Mi primer vehiculo motorizada fué una Vespa. Tras años de dificultades, en los que
no se podía pensar en gastos supérfluos, la situación de la familia mejoraba. Trabajando todos, excepto mi hermano, que hacía la Formación Profesional, empezamos a
darnos pequeños caprichos. Yo, gracias a los ahorrillos de veinte años en la Administración del Estado, conseguidos por el sencillo procedimiento de no gastar una
peseta que no fuera indsispensable, me lancé a la maravillosa y terrible experiencia de comprarme una motocicleta. Cuando la vi una tarde aparcada a la puerta de
mi casa, nuevecita, impoluta, preciosa en su color azul cobalto y sus niquelados
brillantes, comprendí la pasión del ser humano por la máquina, por cualquier máquina. Con ella inicié mis veraneos a la costa, mis solitarios viajes al desconocido mundo de una España todavía en los pañales de un turismo que crecía rápidamente. Con ella llegué un verano hasta las costas catalanas, Barcelona, Tarragona, Arenys, Tossa de Mar. Con ella subí la empinada cuesta del monte Eirís, en la
Coruña, cuando la Coruña terminaba al pié del monte, y llegar a la radio costera,
hace tiempo desaparecida, exigía buenos ánimos y buenas piernas. Con ella, en fin,
adquirí mis primeros conocimientos de la mecánica automóvil, mejorando (?) el diseño de algunas piezas, ó inventando accesorios para procurarme comodidades. La
vendí, no sin pesar, cuando en el colmo del derroche, me decidí en los años sesenta a la compra de un 600. La prosperidad más repugnante me acechaba a la vuelta de
la esquina.
No hace falta decir que el 600 marcó un hito en la vida de los españoles de la
postguerra. Después de las ridiculas . aventuras del Goggomóvil, el Biscúter y la
Isetta, los fabricantes advirtieron que la apuesta iba en serio y que aquí hasta
el gato quería coche. El 600 respondió a las apetencias de nuestra clase modesta;
ya en aquellos años cincuenta y sesenta pensábamos que España también podía ser
Europa, y los españoles, algo más que el objeto de rechifla para lores ingleses
y loros inglesas, animados por las descripciones de las Guides Bleus. En pocos
años, esta nación se convirtió en un hormiguero de cochecillos, y el mío fué uno
más devorando kilómetros, camino de las playas mediterráneas, del mundo, de otras
tierras.
Todavía está en la memoria un regreso de Alicante a finales de agosto. El 600 se
calentaba como un horno de pan cada vez que corria treinta kilómtros a más de
treinta por hora. En la Roda, a las tres de la tarde, el motor echaba fuego. El
último recurso fué abrir la calefacción. Raúl, que me acompañaba, y yo, desnudos
de cintura para arriba, soportábamos el calor tórrido de la carretera y la alta
temperatura de la calefacción a pique de asfixiarnos en aquel ambiente de infierno. Mi sobrino clamaba: "¡Un abanico, un abanico!".

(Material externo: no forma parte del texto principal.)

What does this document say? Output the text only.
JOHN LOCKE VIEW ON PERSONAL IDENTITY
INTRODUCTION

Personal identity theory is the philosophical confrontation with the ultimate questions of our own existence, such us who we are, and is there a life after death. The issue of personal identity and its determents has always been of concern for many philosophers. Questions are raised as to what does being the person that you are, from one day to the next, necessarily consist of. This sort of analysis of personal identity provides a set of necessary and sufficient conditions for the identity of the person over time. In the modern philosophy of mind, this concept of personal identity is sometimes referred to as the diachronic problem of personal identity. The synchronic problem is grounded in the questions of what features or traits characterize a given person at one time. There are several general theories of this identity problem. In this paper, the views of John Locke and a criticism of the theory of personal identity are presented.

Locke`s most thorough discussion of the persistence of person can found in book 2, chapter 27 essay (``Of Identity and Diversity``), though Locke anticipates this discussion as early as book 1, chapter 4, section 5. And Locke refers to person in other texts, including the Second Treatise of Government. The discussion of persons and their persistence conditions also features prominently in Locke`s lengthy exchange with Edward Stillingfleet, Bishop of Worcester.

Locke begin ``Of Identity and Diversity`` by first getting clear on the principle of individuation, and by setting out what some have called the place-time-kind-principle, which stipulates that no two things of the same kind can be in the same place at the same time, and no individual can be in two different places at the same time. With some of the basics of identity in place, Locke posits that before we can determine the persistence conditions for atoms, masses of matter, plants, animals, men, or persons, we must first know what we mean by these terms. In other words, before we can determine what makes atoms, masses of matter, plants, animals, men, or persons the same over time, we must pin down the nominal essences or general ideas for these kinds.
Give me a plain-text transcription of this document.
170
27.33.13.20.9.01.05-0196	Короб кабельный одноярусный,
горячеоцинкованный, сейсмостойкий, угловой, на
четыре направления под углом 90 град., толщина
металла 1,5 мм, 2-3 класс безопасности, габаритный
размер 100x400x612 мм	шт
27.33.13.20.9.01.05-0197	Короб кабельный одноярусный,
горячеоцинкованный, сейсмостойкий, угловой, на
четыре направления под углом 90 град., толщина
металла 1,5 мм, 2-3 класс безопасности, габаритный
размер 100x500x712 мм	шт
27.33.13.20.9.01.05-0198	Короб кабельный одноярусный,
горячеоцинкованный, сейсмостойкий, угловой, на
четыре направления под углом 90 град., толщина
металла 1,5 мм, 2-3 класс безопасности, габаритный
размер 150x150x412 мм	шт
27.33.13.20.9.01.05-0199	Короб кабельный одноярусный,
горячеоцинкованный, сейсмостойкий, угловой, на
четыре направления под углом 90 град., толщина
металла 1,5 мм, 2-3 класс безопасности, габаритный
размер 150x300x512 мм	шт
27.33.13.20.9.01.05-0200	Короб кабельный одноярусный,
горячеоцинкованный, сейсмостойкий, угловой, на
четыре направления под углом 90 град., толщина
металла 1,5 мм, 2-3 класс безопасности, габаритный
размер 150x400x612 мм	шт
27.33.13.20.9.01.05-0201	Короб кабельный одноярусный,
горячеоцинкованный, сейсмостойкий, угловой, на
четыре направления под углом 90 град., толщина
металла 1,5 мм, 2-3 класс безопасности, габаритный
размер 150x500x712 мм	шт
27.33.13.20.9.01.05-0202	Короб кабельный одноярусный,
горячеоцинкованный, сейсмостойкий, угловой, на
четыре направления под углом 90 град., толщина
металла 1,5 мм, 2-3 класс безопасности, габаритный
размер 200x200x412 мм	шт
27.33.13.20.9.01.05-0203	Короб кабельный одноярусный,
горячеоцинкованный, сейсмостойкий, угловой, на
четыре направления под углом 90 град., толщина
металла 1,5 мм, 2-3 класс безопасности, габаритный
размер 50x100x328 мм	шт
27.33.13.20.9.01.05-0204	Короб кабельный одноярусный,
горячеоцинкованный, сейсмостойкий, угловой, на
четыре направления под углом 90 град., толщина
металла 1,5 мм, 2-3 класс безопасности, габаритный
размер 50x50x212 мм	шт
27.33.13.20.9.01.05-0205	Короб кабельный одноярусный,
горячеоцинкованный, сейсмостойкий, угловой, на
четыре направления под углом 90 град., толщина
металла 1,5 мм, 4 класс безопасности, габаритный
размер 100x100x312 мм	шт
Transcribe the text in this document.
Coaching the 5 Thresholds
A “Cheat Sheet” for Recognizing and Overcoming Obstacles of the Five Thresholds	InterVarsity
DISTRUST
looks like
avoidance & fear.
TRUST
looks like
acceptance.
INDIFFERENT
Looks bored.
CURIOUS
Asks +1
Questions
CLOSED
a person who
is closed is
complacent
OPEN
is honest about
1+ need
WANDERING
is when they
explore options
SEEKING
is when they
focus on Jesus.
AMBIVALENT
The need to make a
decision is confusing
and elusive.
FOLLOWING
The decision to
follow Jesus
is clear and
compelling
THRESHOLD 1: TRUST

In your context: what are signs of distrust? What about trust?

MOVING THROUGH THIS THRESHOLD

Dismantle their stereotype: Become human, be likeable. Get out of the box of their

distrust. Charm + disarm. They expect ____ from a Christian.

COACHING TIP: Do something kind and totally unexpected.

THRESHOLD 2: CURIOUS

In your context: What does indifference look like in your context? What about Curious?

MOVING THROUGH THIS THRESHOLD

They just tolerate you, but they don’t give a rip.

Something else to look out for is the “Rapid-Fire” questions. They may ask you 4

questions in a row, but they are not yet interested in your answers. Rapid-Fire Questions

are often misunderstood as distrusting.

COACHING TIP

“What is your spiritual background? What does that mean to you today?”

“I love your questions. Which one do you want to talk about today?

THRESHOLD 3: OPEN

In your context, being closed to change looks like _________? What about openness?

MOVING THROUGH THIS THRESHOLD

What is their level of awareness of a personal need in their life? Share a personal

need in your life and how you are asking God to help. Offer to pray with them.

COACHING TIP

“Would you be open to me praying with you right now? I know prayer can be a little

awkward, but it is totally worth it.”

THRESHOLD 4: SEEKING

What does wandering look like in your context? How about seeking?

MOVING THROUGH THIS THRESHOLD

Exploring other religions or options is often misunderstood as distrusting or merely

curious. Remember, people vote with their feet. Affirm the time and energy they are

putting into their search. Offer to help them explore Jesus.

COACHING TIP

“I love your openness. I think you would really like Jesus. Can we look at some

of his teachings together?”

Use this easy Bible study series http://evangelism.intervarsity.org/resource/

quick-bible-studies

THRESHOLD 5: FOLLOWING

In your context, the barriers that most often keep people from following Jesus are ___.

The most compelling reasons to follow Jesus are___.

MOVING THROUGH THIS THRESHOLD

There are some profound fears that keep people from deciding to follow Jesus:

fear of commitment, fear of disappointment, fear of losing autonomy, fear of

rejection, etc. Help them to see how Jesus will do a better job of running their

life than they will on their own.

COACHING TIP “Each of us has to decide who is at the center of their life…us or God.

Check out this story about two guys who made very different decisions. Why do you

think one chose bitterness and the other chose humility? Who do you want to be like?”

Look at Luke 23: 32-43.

Mis aficiones mecánicas hallaron campo en el coche. Jamás entró en un taller.
Cuando eravtecesario cambiarle el aceite ó las zapatas de freno, yo me las arreglaba. Hasta el disco de embrague cambié una vez, a la puerta de mi casa, colocando las ruedas traseras encima del bordillo y sacando el motor colgado de un
"pico de pato", que también me fabriqué con desechos de la emisora. Yo disfrutaba
no solo con la conducción local y los viajes, sino, más aun, destripando el pequeño vehículo para satisfacer mis ansias investigadoras.
Pero nada de este mundo es eterno. En los últimos años sesenta ya subía con dificultad las cuestas de Galapagar, camino de la sierra. En primera y a una velocidad de tortuga, se originaba detrás una caravana interminable de coches -coches
auténticos, no una caja de zapatos con ruedas-, que pedían paso con sus clàxons
vociferantes. El pretexto para arrumbarlo fué mi paso por el quirófano en el 84.
Aparcado a la puerta de casa, el óxido acabó de matarle. Fueron casi veinte años
sacándole jugo, hasta que al final de los 80, cayéndose a pedazos, se lo llevó el
chatarrero.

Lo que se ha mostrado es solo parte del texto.